Three Big 12 teams — Iowa State, Oklahoma and Oklahoma State — rank among the top 10 teams in the country in scoring. Three of the top six players eligible for the 2014 NBA Draft play in the league. Seven Big 12 teams have won at least 13 games in 17.
But I’ve always thought a conference is only as good as its weakest members. That means taking a hard look at how good West Virginia, Texas Tech and Texas Christian have been.
WVU and Tech have each found a way to remain above .500 in a league many thought they would be utterly dominated by, and they still might. Right now though, they’re each sitting on a 10-8 (2-3 Big 12) record.
In his first year in charge, Tech coach Tubby Smith has already begun to turn around the program. The Red Raiders won back-to-back Big 12 games for the first time in nearly three years last week.
They need just two more wins to notch more victories this year than they had last season. They also only need two wins to amass more Big 12 victories than they had last season. Who knows what Tech might have been capable of if Josh Gray didn’t decide to play junior college ball this year?
WVU has sophomore guard Eron Harris and junior Juwan Staten to point to. Harris averages 17.6 points a game, and Staten scores 17.3 a game. With all this scoring going on in the Big 12, only the Mountaineers claim two of the top 5 scorers in the league on the same team.
West Virginia has shown it can play with the best in the league, losing to Oklahoma State by just one point at home. The Mountaineers are beating the teams they should, and if one of the upper echelon teams in the league slips, WVU is capable of beating them.
TCU is the only Big 12 team without a win in league play. In fact, the Horned Frogs have only played one game since 2014 began where they haven’t lost by double-digits.
They travel to Norman on Wednesday. The last time TCU played Lloyd Noble they lost by 27, and TCU coach Trent Johnson kept it real in the postgame presser.

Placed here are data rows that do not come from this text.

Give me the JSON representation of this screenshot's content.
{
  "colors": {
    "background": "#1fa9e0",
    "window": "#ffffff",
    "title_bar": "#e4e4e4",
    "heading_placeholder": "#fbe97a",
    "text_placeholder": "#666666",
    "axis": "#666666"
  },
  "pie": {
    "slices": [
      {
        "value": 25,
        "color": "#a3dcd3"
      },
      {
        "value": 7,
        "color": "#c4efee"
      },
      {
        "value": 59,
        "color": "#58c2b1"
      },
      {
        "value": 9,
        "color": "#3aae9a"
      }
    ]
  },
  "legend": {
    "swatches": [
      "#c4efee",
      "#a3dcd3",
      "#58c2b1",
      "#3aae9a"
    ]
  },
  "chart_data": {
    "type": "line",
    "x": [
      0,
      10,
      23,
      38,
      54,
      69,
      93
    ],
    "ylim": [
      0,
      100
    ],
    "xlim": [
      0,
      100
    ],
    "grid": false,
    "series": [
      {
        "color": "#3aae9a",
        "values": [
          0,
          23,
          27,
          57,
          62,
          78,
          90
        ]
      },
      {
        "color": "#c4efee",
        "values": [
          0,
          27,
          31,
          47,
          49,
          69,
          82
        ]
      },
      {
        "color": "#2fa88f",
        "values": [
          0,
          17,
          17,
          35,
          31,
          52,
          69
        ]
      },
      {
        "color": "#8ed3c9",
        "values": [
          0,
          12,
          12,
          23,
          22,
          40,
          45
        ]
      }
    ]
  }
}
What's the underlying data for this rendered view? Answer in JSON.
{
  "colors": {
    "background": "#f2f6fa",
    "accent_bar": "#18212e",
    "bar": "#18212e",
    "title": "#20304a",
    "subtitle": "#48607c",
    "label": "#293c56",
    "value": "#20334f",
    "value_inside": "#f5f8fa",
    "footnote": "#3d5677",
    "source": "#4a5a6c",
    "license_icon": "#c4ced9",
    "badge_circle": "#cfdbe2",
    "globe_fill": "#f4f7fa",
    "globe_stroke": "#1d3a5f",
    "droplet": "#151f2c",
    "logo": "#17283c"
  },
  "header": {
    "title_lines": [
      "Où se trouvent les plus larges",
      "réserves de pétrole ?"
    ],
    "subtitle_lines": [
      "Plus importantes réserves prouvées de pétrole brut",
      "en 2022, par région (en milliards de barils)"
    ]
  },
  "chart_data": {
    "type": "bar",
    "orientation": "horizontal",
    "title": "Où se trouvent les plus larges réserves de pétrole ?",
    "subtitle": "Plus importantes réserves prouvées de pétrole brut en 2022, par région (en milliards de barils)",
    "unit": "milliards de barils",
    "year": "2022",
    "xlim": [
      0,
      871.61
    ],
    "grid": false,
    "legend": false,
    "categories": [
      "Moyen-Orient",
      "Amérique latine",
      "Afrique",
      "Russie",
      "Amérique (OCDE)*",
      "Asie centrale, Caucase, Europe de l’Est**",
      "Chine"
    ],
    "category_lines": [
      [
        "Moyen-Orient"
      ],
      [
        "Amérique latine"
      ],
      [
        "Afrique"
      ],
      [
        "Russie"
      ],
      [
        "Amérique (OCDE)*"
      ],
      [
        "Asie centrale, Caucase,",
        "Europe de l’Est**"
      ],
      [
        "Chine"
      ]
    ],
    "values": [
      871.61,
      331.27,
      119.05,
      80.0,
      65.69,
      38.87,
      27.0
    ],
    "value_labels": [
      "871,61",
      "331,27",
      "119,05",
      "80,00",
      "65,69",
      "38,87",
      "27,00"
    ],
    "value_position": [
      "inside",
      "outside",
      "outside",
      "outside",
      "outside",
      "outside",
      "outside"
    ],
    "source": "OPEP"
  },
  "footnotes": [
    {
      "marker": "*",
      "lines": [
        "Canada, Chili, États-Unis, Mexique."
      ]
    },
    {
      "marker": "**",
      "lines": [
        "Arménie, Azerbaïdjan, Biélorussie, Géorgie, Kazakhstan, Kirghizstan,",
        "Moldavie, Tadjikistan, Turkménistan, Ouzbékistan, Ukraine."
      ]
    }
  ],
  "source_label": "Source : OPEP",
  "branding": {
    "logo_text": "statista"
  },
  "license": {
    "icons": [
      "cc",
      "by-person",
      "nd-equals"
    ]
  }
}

“Without looking at the tape, the bottom line for me is you can look at the score, you can cut it anyway you want it, they just gave us a good old fashion ass-whooping,” Johnson said.
And so it was.
But the Horned Frogs returned the favor nearly a month later. When it was all said and done, they’d beaten a tournament team and a co-Big 12 champion. This TCU team is better than last year’s and capable, on the right night, of beating anyone.
I think that’s what makes the Big 12 so good. In this league, any team has the talent to beat another. While that was true last year, there are rankings — a subtle gesture — to show that’s likely true not only inside the Big 12 Conference but of Big 12 teams playing against the nation’s elite.